“If we had real competition then the whole net neutrality debate would go away,” said Sean Garrett on Silicon Valley Watcher. I wholeheartedly agree.
The Internet needs to be allowed to be what it has always been: a collection of private networks that have found it beneficial to interconnect. The Internet is opt-in.
The Internet has nothing to do with the pipes, the fiber, or the transmission lines. The pathways are essential to moving data quickly, but they’re not essential to the existence of the Internet.
Theoretically, the Internet loves to find its way around blockages and doesn’t need high-capacity and high-bandwidth lines.

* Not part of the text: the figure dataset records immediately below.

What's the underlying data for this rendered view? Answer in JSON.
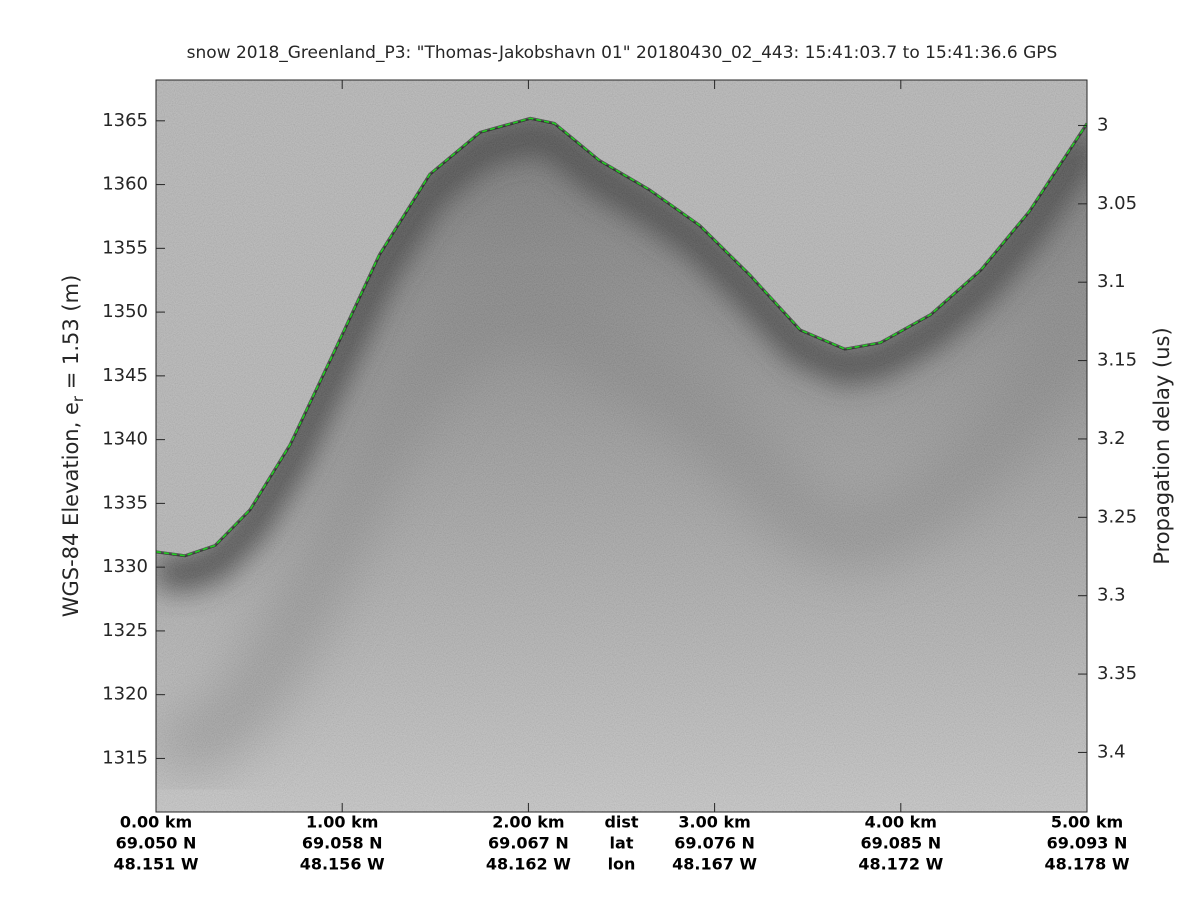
{
  "chart_data": {
    "type": "echogram",
    "title": "snow 2018_Greenland_P3: \"Thomas-Jakobshavn 01\"  20180430_02_443: 15:41:03.7 to 15:41:36.6 GPS",
    "ylabel": {
      "prefix": "WGS-84 Elevation, e",
      "subscript": "r",
      "suffix": " = 1.53 (m)"
    },
    "y2label": "Propagation delay (us)",
    "xlim": [
      0,
      5
    ],
    "xticks": [
      {
        "value": 0,
        "label": "0.00 km"
      },
      {
        "value": 1,
        "label": "1.00 km"
      },
      {
        "value": 2,
        "label": "2.00 km"
      },
      {
        "value": 3,
        "label": "3.00 km"
      },
      {
        "value": 4,
        "label": "4.00 km"
      },
      {
        "value": 5,
        "label": "5.00 km"
      }
    ],
    "lat": [
      "69.050 N",
      "69.058 N",
      "69.067 N",
      "69.076 N",
      "69.085 N",
      "69.093 N"
    ],
    "lon": [
      "48.151 W",
      "48.156 W",
      "48.162 W",
      "48.167 W",
      "48.172 W",
      "48.178 W"
    ],
    "row_labels": [
      "dist",
      "lat",
      "lon"
    ],
    "ylim": [
      1310.8,
      1368.2
    ],
    "yticks": [
      1315,
      1320,
      1325,
      1330,
      1335,
      1340,
      1345,
      1350,
      1355,
      1360,
      1365
    ],
    "y2lim": [
      3.438,
      2.971
    ],
    "y2ticks": [
      3,
      3.05,
      3.1,
      3.15,
      3.2,
      3.25,
      3.3,
      3.35,
      3.4
    ],
    "series": [
      {
        "name": "surface",
        "color": "#22cc22",
        "x": [
          0,
          0.156,
          0.317,
          0.505,
          0.72,
          0.96,
          1.2,
          1.47,
          1.74,
          2.01,
          2.14,
          2.38,
          2.65,
          2.92,
          3.19,
          3.46,
          3.7,
          3.89,
          4.16,
          4.43,
          4.69,
          5
        ],
        "values": [
          1331.2,
          1330.9,
          1331.7,
          1334.5,
          1339.6,
          1347.0,
          1354.5,
          1360.8,
          1364.1,
          1365.2,
          1364.8,
          1361.9,
          1359.6,
          1356.8,
          1352.9,
          1348.6,
          1347.1,
          1347.6,
          1349.8,
          1353.3,
          1357.9,
          1364.8
        ]
      }
    ]
  }
}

Back in the day, parts of the Internet (UUCP, USENET, email) were moved in batch over scheduled dial-ups. Until 20 years ago, the majority of the Internet wasn’t run over always-on connectivity. Until ten years ago, there were still quite a few Internet “eddies” that were connecting via dial-up or expensive ISDN lines. I shit you not!
In my opinion, real competition is what is needed in order to insure that the telcos don’t take their broadband and dark fiber and go home.
Thus far, The Internet has been compelling enough that all members, telcos included, have found sponsorship, membership, and inclusion worthwhile.
Without real competition, the market will find a more efficient, less socialistic, and less democratic way to move data content between and to its customers.
A switched network is still a better choice for real-time voice data, a cable network is still a better solution for video, and a wireless network is still a better choice for real-time audio content.
Packet data is great for email, for bittorrent, for podcasts, for FTP and for the web, but anyone who visits YouTube or has Vonage VOIP realizes that packet switched data is inefficient.
Do you want democracy or do you want Fascism? If you want the Internet trains to run on time and deliver you your voice over IP (VOIP), your television, your video on demand (VOD), your movies, your music, your radio, and your video games over the Internet then you’re going to have to dispense with the inherent bureaucracy of the current Internet model and choose something much more monolithic and centralized like a good military dictatorship.
I personally want the emergent opt-in, non-zero sum game that I have affectionately come to know as the Internet. I love democracy.
Why do you hate Democracy? Why do you hate America so much?